Leon pinched the bridge of his nose. Keith had been right there when Gerald made his feelings known to Katarina, surely he had some idea what would happen.
She didn’t quite faint, this time, although her tenuous balance did go away and she sprawled on top of her brother, forcing him to lie back in the bed. “Oops!” she gasped, face flushed.
“I don’t mind,” Keith told her, a gentle smile on his face. “I’ve wanted to tell you that for a while.”
“T-tell me?” the girl stammered. “I mean, my imaginations running away with me. I … what do you mean I didn’t imagine it, Ann?”
Keith glanced around, saw Leon and flushed - apparently his very presence had been erased from the young man’s memory by proximity to his sister - and then told Katarina gently, “I don’t think Anne’s here.”

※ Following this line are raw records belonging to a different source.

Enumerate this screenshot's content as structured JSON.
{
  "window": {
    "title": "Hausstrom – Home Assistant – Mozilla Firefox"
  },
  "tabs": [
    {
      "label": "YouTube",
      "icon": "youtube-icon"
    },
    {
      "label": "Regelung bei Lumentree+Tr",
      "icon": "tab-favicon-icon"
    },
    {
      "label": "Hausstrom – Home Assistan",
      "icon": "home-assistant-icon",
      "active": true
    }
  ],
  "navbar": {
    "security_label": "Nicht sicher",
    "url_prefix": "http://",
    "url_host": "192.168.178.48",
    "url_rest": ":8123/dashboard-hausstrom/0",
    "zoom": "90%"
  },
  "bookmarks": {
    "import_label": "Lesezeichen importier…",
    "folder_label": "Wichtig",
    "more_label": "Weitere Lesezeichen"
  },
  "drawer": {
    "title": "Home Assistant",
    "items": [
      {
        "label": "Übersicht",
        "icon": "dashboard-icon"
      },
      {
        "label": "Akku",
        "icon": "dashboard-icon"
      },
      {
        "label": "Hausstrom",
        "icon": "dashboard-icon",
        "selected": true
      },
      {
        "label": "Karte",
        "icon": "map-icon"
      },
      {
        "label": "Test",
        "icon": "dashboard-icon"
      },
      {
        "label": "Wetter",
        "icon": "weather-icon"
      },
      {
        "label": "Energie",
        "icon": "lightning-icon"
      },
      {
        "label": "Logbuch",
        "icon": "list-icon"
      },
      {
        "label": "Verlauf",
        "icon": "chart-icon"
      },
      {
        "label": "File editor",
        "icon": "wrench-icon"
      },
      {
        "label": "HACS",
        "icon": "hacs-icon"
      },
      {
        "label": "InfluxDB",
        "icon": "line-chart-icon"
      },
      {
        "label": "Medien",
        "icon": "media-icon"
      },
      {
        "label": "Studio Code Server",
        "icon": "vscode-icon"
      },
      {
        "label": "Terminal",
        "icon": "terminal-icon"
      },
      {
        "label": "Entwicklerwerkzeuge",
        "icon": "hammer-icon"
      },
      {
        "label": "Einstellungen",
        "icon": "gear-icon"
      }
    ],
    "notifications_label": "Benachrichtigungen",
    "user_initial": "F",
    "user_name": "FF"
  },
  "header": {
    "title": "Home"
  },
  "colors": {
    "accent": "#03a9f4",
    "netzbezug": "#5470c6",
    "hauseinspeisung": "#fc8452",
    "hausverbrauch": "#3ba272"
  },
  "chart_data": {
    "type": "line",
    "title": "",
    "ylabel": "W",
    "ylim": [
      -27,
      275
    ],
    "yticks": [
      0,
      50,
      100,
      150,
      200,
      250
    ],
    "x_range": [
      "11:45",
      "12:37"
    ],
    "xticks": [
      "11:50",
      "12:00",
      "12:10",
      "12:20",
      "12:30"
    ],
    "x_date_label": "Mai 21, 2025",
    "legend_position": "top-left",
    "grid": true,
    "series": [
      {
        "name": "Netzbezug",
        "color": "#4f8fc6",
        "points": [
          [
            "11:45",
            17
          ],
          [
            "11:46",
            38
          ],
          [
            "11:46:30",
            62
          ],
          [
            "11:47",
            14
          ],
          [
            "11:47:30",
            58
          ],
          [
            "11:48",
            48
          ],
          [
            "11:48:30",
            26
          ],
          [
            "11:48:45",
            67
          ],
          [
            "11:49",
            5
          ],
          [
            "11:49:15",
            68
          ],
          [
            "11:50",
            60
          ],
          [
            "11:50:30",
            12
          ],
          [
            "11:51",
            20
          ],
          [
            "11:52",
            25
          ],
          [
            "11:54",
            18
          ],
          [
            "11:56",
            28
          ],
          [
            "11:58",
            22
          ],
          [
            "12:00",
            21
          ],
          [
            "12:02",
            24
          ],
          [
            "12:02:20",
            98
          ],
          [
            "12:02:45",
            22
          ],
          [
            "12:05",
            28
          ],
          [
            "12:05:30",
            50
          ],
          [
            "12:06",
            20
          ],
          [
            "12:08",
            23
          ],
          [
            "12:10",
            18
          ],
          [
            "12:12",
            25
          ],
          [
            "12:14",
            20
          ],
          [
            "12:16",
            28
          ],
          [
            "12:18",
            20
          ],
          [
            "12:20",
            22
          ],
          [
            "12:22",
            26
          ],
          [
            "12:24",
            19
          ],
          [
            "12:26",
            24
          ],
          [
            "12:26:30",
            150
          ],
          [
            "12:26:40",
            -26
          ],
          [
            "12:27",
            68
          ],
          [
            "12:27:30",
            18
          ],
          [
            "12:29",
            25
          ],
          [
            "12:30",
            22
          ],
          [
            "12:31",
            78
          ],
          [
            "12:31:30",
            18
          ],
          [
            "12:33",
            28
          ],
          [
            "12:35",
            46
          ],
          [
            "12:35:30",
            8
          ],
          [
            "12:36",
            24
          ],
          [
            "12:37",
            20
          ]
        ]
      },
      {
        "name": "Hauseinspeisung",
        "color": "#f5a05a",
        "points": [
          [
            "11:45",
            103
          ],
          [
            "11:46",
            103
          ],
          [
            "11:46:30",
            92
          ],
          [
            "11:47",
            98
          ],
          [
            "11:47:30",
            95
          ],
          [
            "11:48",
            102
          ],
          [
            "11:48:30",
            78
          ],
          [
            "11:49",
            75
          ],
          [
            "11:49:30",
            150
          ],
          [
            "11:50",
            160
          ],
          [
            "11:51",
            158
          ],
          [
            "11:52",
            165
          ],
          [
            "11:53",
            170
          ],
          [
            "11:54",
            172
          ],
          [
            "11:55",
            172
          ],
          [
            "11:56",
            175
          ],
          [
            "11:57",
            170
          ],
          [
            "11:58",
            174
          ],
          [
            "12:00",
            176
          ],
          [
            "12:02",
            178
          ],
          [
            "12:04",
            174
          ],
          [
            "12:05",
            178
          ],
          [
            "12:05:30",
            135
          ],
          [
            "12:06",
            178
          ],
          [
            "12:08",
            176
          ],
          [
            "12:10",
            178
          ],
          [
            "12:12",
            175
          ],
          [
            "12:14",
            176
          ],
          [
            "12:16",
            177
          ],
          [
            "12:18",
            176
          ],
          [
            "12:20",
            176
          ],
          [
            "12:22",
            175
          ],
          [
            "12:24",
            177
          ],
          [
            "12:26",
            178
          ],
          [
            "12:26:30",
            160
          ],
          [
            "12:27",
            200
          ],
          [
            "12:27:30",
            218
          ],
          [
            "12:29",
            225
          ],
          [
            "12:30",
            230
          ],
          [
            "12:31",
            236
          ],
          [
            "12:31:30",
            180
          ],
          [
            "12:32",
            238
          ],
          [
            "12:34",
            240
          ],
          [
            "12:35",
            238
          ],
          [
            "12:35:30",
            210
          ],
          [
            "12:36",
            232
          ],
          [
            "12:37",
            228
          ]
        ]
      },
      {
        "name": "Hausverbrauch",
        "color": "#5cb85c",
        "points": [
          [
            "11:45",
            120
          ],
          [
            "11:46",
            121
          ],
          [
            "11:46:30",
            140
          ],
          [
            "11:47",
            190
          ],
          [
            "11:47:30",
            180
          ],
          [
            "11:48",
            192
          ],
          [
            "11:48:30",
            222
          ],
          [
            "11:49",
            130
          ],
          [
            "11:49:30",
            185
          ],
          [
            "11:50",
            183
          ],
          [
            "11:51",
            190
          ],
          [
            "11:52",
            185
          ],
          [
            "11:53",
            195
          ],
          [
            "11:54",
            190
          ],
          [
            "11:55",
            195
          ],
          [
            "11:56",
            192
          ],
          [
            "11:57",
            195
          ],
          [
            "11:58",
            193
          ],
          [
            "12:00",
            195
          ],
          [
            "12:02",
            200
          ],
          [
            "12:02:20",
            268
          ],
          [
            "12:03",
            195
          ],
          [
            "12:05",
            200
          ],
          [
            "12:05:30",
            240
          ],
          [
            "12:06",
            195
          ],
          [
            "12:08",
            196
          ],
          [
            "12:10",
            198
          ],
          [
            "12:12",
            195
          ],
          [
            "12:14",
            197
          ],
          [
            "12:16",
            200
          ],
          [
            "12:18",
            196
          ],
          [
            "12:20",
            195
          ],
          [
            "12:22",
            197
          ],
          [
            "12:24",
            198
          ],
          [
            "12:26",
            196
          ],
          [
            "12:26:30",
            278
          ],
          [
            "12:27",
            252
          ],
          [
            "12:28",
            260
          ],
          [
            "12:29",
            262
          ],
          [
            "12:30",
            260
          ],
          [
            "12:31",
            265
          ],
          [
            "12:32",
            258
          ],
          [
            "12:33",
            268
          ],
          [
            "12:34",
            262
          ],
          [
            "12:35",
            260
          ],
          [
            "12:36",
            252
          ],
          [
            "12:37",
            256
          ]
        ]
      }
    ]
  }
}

“Not that Anne.” She shook her head. “But you said that you love me?”
“Yes, I do.”
Leon felt his face pale. Ann. Not Anne. Ann. Oh no. The Saintess’ name was Ann. “Luxion,” he subvocalized. “What did you do?”
“I did what I needed to do, master.” The AI paused. “It appears that the spectre’s devotion to Lia Bartford exceeds her hatred for the kingdom of Holfort. At a risk of sounding like Cleare, I am intrigued to see how this affects the female Claes’ reactions towards Lafan’s paramours.”
“Can you get her out of Katarina?” Leon asked.
“How?”
“Fuck,” he whispered.
Both siblings looked around at him, red-faced. “N-no,” Keith protested.
“We’re just hugging, like siblings!” Katarina protested. Then she boxed her own ear. “Ann, no! Stop saying things like that.”
Oh this was going to be fun, Leon thought with all the sincerity he’d used for the earlier pass phrase.